Com o objetivo de reestruturar a economia portuguesa, os revolucionários do Porto, defendiam que a manutenção dos laços coloniais com o Brasil era de suma importância para o fortalecimento da economia de Portugal. A reação da aristocracia brasileira foi a formação do Partido Brasileiro com o intuito de mobilizar forças que preservassem seus interesses de ordem econômica, e na medida do possível este partido representava, assim como o Partido Português e o Partido Liberal-Radical, correntes de opinião.

As Cortes de Portugal, ao tomar medidas consideradas impopulares no Brasil, entre essas a exigência do retorno imediato do príncipe regente a Portugal, com o argumento de completar os estudos acadêmicos, acirrou os ânimos dos brasileiros que, com o incansável apoio da Maçonaria, fundaram o Clube da Resistência e colheram 8 mil assinaturas, exigindo a permanência de D Pedro no Brasil e que redundou no famoso e importante Dia do Fico, etapa importante do processo de emancipação política do Brasil e que no mesmo ano iria desaguar na Declaração de Independência do Brasil.

O processo de independência do Brasil, concretizado durante a regência de D Pedro I, e que teve seu marco no Grito do Ipiranga, em 7 de setembro de 1822, apresentou diversas etapas e uma delas, talvez a mais importante, ficou conhecida como o Dia do Fico, ocasião na qual o Príncipe Regente comprometeu-se a ficar no Brasil, em desobediência explícita às ordens emanadas das Cortes Portuguesas.

A maçonaria brasileira, com base nas lojas regulares que ao longo do tempo desenvolveram atividades de divulgação e conquista de vitórias que custaram a vida de muitos de seus membros, e com o surgimento do Grande Oriente do Brasil sob sua orientação direta, foi responsável por passagens históricas memoráveis e pela honra do juramento realizado de tornar o nosso solo livre e soberano.

Prestamos neste trabalho, nosso respeito e homenagem a muitos heróis anônimos, pela doação do seu tempo, de seu conhecimento e de sua coragem pelo bem do Brasil.

Destaque especial, em se tratando do Dia do Fico, destina-se ao Maçom José Bonifácio de Andrada e Silva, um dos mentores, talvez o maior, pela concretização desse fato histórico.

Finalizo esta peça histórica com uma transcrição:

“Com razão, pode afirmar-se que 9 de janeiro de 1822, o dia do Fico, marcou o início da nossa emancipação política.
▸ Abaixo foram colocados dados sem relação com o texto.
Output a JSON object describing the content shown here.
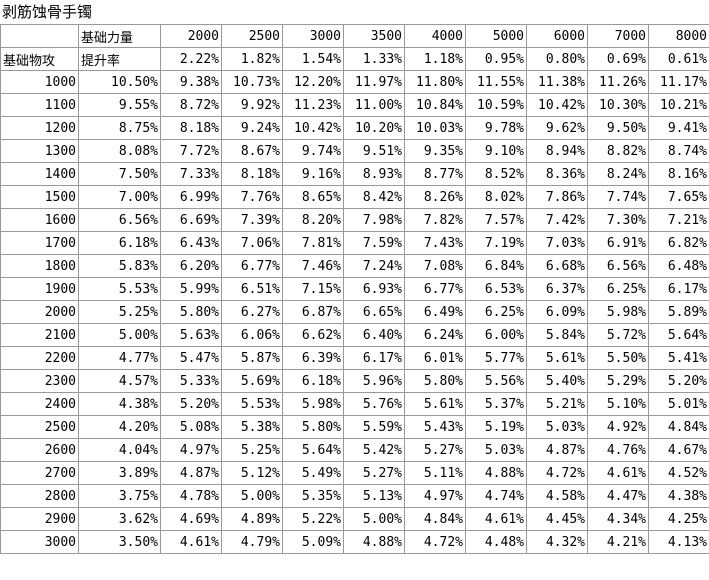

O ato de D. Pedro, rebelando-se contra as Cortes de Lisboa, assinalou de modo irretorquível, a sua adesão aos anseios de independência do Brasil. O gesto de insubmissão do Príncipe Regente indicou de maneira clara, a nossa emancipação. D. Pedro, com sua atitude, passou a integrar o movimento nacionalista brasileiro. A sua reação era demonstração às Cortes de Lisboa, de que ele não se considerava mais um tutelado, que tinha por quebrados os grilhões que acorrentavam o Brasil à Portugal. “

(Varnhagen – História da Independência do Brasil)

 

Paço Imperial, onde ocorreu a declaração do Dia do Fico

 

REFERÊNCIAS BIBLIOGRÁFICAS

CASTELLANI, José. CARVALHO, William Almeida de. História do Grande Oriente do Brasil. São Paulo: Madras, 2009.

VIANA, Hélio. História do Brasil: Período Colonial, Monarquia e República. São Paulo: Melhoramentos, 1994.

BUENO, Eduardo. Brasil: uma História. São Paulo: Leya, 2018.